Like the NeckFace, the SpeeChin has an IR camera mounted on a 3D printed necklace case, which is hung on a silver chain with the camera pointing up to the wearer’s chin. To increase stability, the developers designed a wing on each side and put a coin on the bottom.
Convenience and privacy are two reasons why necklace-mounted IR cameras may be preferable to traditional front-facing cameras, says Cheng Zhang. “A camera in front of you is taking a picture of what’s behind you, and that raises privacy concerns,” he said.
For their initial trial, with 20 participants (10 English speakers, 10 Mandarin Chinese), measurements were taken to determine the baseline position of the chin, then micro-imaging. The splitter is used to train the device to recognize simple commands.
Ruidong Zhang allowed participants to speak 54 commands in English, including numbers, interactive commands, voice assistant commands, punctuation commands, and navigation commands. Then he does the same with 44 simple Mandarin words or phrases.
SpeeChin recognized commands in English and Mandarin with an average accuracy of 90.5% and 91.6%, respectively.

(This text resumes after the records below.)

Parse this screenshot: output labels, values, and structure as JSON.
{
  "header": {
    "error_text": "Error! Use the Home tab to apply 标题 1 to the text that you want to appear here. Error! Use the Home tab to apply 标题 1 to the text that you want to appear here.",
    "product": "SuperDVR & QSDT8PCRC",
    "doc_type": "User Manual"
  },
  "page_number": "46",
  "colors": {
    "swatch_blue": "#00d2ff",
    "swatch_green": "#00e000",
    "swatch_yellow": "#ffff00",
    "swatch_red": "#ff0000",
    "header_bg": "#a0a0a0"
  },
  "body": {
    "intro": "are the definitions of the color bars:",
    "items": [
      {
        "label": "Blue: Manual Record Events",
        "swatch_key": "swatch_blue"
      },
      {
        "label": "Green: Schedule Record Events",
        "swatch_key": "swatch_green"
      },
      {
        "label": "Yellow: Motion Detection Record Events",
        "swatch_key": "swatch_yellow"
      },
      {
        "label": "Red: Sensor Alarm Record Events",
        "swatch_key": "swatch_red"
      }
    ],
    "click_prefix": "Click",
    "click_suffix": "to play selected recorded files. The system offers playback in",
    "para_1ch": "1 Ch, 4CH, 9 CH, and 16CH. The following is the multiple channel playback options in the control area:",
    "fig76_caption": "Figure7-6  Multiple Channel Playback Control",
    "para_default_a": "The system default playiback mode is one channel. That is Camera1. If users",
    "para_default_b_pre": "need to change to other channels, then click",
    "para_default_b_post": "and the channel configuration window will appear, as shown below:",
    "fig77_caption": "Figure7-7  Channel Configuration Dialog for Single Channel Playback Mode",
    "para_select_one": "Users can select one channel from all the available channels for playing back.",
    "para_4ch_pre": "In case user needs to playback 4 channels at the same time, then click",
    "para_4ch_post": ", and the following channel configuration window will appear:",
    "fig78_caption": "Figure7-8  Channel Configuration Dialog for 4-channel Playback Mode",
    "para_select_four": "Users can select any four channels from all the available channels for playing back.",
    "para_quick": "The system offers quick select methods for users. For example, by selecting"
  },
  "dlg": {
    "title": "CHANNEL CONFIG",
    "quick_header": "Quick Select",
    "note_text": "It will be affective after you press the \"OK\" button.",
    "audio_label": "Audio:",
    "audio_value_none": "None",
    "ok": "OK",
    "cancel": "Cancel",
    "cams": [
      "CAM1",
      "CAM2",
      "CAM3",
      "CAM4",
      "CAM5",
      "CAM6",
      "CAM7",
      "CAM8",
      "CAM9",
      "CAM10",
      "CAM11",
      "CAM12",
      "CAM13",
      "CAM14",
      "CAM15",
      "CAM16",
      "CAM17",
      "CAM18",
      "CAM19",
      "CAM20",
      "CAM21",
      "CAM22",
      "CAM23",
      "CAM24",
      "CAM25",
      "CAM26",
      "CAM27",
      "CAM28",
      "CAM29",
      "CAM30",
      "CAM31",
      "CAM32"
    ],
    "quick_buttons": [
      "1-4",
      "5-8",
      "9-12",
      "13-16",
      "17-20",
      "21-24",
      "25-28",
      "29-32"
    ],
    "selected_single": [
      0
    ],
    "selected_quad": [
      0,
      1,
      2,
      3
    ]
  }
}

To further test its limits, the researchers did another study with 10 participants, all of whom silently uttered a specially designed list of 72 “nonwords” using phonemes. – combination of 18 consonants and four vowels.
Finally, the researchers recruited six participants to speak 10 Mandarin sentences and 10 English phrases while walking. The success rate was lower in this study, partly due to variation in walking style (eg, more versus less head movement) among participants.
The project exemplifies the power of determination: Ruidong Zhang built a lab in his home, complete with a soldering station, and recruited people from his hometown as research participants.
“But because I live in a small city and it’s very difficult to find English speakers,” he said, “we actually went to Hangzhou, of Zhejiang University, to recruit English speakers. It was an unforgettable experience for me.”
Support for this work came from the Cornell Department of Information Science, and in part from a Shanghai Jiaotong University-Cornell seed grant from the Cornell China Center.